A Look at Gold ETFs: Which Is the Best Way to Own Gold?

Source: Thinkstock

Source: Thinkstock

With gold having corrected by about $600/ounce from its all time high back in 2011 and with the Federal Reserve continuing its loose monetary policy, now is probably a good time to be buying gold. This sentiment is further supported by the somewhat unnerving producer price index figures that were released on Wednesday that show that inflation is picking up. While the Fed continues to taper, the fact remains that a lot of new money has entered the financial system over the past few years, and it often takes some time before we start to see this new money bid up prices of things such as gold and consumer goods.

But what is the best way to own gold? For about 10 years now, investors have had access to gold ETFs, which track the price of gold. The most popular of these is the SPDR Gold Trust (NYSEARCA:GLD), although several others have popped up, including:

  • The ETFs Gold Trust (NYSEARCA:SGOL), which holds its gold in Singapore.
  • The Sprott Physical Gold Trust (PHYS), which is structured like a company, so that your gains are taxed at the capital gains rate (15 percent or 20 percent) as opposed to the collectible rate (28 percent.)
  • The Credit Suisse Covered Call Gold ETF (OTCMKTS:GLDI), which is long gold futures, but which also holds covered calls against the gold so that the position is hedged, and so that it generates an income.

There are a plethora of others out there, but they don’t really expand your options in a meaningful way. With these funds investors now have access to a variety of strategies that will benefit should the gold price rise.

The GLD is the most popular fund, and it is also the most liquid. However, as I go through the other funds, it will become clear that it offers a very simplistic form of gold exposure, and it more or less serves as a trading vehicle. If you are concerned about actually getting your gold, or if you want long-term exposure to gold, then GLD is not for you. But if you think that the gold price will rise $50/ounce in the next two weeks, then your best bet is to buy GLD shares.

If you are bullish, but are concerned about holding your gold in Canada, the United States, or Europe, then SGOL is an intriguing option. Singapore is often considered to be a capital-friendly environment, and as a result investors might think that it is a safe place to put your gold.

If you are more concerned about holding gold for the long-term and paying as little tax on it as possible, the Sprott Physical Gold Trust is right for you. You typically have to pay a premium to the spot price of gold in order to buy the PHYS because of the favorable tax treatment. The fund’s custodial situation is also far more simple to understand than the more popular GLD. The PHYS simply holds its gold in Canada, whereas the GLD’s prospectus allows for its gold to be held by a variety of companies, and GLD shareholders don’t have to approve of their gold being shipped somewhere else. This probably doesn’t matter most of the time, but if there is a real panic and people are concerned about not just owning gold, but about being able to get their gold, you can see PHYS trade at a substantial premium to GLD.

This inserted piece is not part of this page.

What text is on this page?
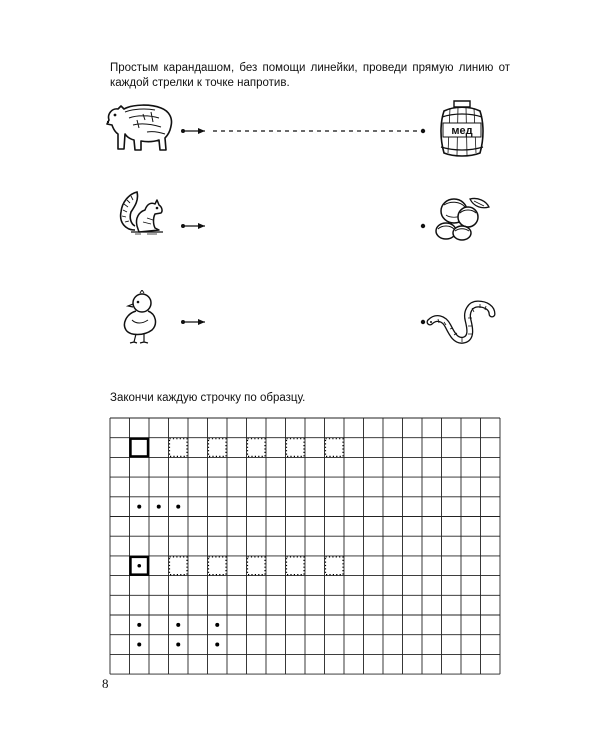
Простым карандашом, без помощи линейки, проведи прямую линию от каждой стрелки к точке напротив.
Закончи каждую строчку по образцу.
мед
8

If you are less bullish of gold you may want to consider the GLDI, which won’t rise as much as GLD if the gold price spikes, but if gold stays flat, goes down, or goes up slightly, then you are better off in GLDI. Note that the income you get from the fund’s annual payments are not capital gains, and they are taxed at your income tax rate.

Ultimately, we have seen that ETFs have greatly expanded the retail investor’s ability to replicate some fairly complex gold trading and investing strategies. We have looked at four of them here, and we can concoct some even more complex ones using a combination of these strategies. For instance, let’s say that you are ultimately bullish of gold, but you want some downside protection while retaining exposure to the upside in the event of a price spike. You could buy GLDI shares, which will go down less if gold falls, and which will also pay a dividend. You can then take that dividend and buy out of the money calls on the GLD. If gold soars, you will still retain your exposure through the options, and they will have cost you nothing because they were funded by the calls sold by GLDI.

As an investor you can come up with a wide variety of strategies, and these ETFs give you various ways to get gold exposure.

Disclosure: Ben Kramer-Miller has no position in the funds mentioned in this article.